In The Washington Post, Michael Dirda writes that the meeting of the two poets “is an iconic moment in the history of English literature," and that the book is not about only food or wine, but always about “fellow-feeling.” Dirda calls on the author’s life as a poet to praise his writing, saying, “Plumly requires his reader to slow down and think hard, just as he himself has done. His is a poet’s prose, given to dithyramb, and it can’t be hurried along.” Dirda ends his review by saying that the book is not simply an examination of that iconic evening in 1817, but also Plumly’s “own life, his own art, his own mortality.”

“Life provides you with all kinds of information that adds up to an interesting and coherent narrative, if you pay attention,” Plumly says.

The Truman Capote Estate announced the establishment of the Truman Capote Literary Trust in 1994, during a breakfast at Tiffany's in New York City, on the 40th anniversary of the publication of Capote’s novella Breakfast at Tiffany's.

Past winners of the Capote Award have been British scholar P.N. Furbank, Helen Vendler of Harvard University; John Felstiner of Stanford University; John Kerrigan of Cambridge University; pianist/scholar Charles Rosen of the University of Chicago; Elaine Scarry and Philip Fisher of Harvard University; Malcolm Bowie of Oxford University; Declan Kiberd of University College, Dublin; Irish Nobel Laureate Seamus Heaney; Susan Stewart of Princeton University; Angus Fletcher of the City University of New York Graduate School; Geoffrey Hartman of Yale University; William Gass of Washington University in St. Louis; Helen Small of Pembroke College, Oxford University; Geoffrey Hill of Boston University; Seth Lerer of the University of California at San Diego; Mark McGurl of the University of California at Los Angeles; Elaine Showalter of Princeton University; Marina Warner of New York University Abu Dhabi; and Fredric Jameson of Duke University.

In addition to the administration of the literary criticism award, the Writers' Workshop involvement with the trust includes awarding Truman Capote Fellowships to UI students in creative writing.

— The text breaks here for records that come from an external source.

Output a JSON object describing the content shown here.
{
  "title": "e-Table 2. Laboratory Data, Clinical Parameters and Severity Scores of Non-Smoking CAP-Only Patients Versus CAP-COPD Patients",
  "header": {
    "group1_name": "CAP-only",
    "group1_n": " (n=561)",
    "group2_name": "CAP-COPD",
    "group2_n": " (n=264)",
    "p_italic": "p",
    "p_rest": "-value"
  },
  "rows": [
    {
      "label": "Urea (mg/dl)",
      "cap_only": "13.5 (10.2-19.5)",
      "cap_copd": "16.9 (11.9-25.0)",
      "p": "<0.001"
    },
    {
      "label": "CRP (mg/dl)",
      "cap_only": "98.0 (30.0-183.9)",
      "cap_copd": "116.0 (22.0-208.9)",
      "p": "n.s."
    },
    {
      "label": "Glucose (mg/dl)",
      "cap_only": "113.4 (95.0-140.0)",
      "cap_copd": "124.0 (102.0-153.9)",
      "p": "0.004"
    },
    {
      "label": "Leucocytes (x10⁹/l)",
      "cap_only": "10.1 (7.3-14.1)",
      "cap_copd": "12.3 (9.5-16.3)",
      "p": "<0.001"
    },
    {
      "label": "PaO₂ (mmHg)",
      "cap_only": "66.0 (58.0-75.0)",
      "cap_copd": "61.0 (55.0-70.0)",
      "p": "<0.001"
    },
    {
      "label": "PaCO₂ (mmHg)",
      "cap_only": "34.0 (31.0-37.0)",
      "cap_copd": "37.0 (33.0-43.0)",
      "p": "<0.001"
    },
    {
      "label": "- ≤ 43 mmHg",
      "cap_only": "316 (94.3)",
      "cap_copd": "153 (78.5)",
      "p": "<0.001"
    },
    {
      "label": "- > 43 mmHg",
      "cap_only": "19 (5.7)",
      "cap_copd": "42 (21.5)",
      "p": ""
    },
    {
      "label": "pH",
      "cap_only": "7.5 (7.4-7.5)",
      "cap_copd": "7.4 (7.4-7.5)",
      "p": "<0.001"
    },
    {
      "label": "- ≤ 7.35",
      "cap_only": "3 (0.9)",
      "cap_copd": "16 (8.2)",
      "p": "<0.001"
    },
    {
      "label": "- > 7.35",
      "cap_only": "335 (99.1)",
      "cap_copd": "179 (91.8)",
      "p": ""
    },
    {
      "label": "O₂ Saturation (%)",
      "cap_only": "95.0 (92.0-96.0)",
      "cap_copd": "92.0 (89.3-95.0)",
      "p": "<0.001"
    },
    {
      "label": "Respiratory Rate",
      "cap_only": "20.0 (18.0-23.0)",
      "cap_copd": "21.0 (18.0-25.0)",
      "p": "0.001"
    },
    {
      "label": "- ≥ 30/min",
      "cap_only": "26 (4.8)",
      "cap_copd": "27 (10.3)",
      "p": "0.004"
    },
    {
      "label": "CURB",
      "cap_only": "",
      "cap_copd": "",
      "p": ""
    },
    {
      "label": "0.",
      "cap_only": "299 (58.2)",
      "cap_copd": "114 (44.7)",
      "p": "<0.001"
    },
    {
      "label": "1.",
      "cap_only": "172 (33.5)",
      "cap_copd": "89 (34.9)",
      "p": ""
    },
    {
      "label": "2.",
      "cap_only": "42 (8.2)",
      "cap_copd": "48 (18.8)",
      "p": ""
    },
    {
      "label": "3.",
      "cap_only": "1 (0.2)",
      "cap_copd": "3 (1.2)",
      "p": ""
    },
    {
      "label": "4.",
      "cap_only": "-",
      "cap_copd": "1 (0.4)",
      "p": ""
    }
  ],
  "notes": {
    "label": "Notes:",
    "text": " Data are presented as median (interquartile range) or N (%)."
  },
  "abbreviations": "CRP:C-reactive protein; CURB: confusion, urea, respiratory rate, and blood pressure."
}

The establishment of the Truman Capote Literary Trust was stipulated in the author's will, and the Annual Truman Capote Award for Literary Criticism in Memory of Newton Arvin reflects Capote's frequently expressed concern for the health of literary criticism in the English language. The awards are designed to reward and encourage excellence in the field.

Newton Arvin, in whose memory the award was established, was one of the critics Capote admired. However, Arvin's academic career at Smith College was destroyed in the late 1940s when his homosexuality was exposed.